Wędzidełko to kawałeczek skóry łączący górną wargę z dziąsłem. Łatwo wyczuwalne - wystarczy z zamkniętymi ustami przesunąć czubek języka do góry, poza przednie zęby.
Wskutek wypadku, którzy przytrafił mi się za młodu, mam wędzidełko uszkodzone - w zasadzie prawie go nie mam, bo mi się rozerwało i nigdy się do końca nie zrosło.
Fajnie się czyta o wypadkach. Zawsze to jakaś satysfakcja, że coś niedobrego przytrafiło się komuś innemu a nie nam. Powiem jednak, że równie fajnie pisze się o własnych wypadkach - ponieważ skoro można po nich pisać, to znaczy, że się z nich wyszło w formie pozwalającej na pisanie.

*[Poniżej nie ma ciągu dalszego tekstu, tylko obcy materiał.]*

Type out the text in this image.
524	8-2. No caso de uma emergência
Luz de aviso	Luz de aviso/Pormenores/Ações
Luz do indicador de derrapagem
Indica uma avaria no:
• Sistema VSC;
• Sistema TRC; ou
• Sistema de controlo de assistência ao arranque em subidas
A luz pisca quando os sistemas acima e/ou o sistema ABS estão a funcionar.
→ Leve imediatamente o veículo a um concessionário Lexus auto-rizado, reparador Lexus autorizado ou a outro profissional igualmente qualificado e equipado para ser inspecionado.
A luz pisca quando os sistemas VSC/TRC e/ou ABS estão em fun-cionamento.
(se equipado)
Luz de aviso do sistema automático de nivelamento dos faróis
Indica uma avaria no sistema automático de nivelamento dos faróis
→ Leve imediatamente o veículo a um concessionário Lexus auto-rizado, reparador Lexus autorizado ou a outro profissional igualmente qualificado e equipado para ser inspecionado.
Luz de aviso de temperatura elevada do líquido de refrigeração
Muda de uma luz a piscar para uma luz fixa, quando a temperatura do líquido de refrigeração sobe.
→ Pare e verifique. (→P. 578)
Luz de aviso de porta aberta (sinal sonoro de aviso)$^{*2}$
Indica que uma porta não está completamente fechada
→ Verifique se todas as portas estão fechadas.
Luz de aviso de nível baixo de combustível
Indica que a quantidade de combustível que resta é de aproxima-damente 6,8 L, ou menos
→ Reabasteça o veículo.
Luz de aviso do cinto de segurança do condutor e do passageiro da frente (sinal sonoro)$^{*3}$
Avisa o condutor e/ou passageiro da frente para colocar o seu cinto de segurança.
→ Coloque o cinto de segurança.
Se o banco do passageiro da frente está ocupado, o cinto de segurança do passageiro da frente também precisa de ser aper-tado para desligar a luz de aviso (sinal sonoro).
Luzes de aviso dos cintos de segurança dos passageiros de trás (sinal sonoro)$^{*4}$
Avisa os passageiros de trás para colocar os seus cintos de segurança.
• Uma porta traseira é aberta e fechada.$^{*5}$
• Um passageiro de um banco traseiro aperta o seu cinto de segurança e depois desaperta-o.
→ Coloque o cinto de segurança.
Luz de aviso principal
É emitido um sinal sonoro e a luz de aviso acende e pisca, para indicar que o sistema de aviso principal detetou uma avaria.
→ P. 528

Za młodu, w czasach wczesnej podstawówki, mieszkałem w niedużej miejscowości na samym skraju Słowińskiego Parku Narodowego. Główną atrakcją po szkole (i w weekendy) było spotykanie się z kolegami w celu wspólnego łażenia po okolicznych lasach lub łąkach. Nikt się wtedy nie przejmował umawianiem się przez telefon (połącznia stacjonarne były drogie, a o komórkach nikt nawet nie słyszał) - ot wychodziło się na podwórko, szło do kumpla, wyciągąło go gdzieś "na miasto" i rozrywka gotowa.
Jednak przygoda, którą zaraz opiszę, przydarzyła mi się kiedy byłem całkiem sam. Otóż dorwałem się do roweru, pojechałem sobie kawałek "za miasto", wdrapałem się całkiem wysoko na jakieś zalesione wzgórze i postanowiłem sprawdzić jak szybko taki rower da radę jechać. Zacząłem zjeżdżać leśną dróżką, która - na szczęście albo na nieszczęście - była dość prosta i dość szeroka, rozpędzając się na stromiźnie coraz bardziej - i na samym końcu, tuż przez wyjazdem z lasu, trafiłem kołem na poprzeczny korzeń wystający spod ziemi.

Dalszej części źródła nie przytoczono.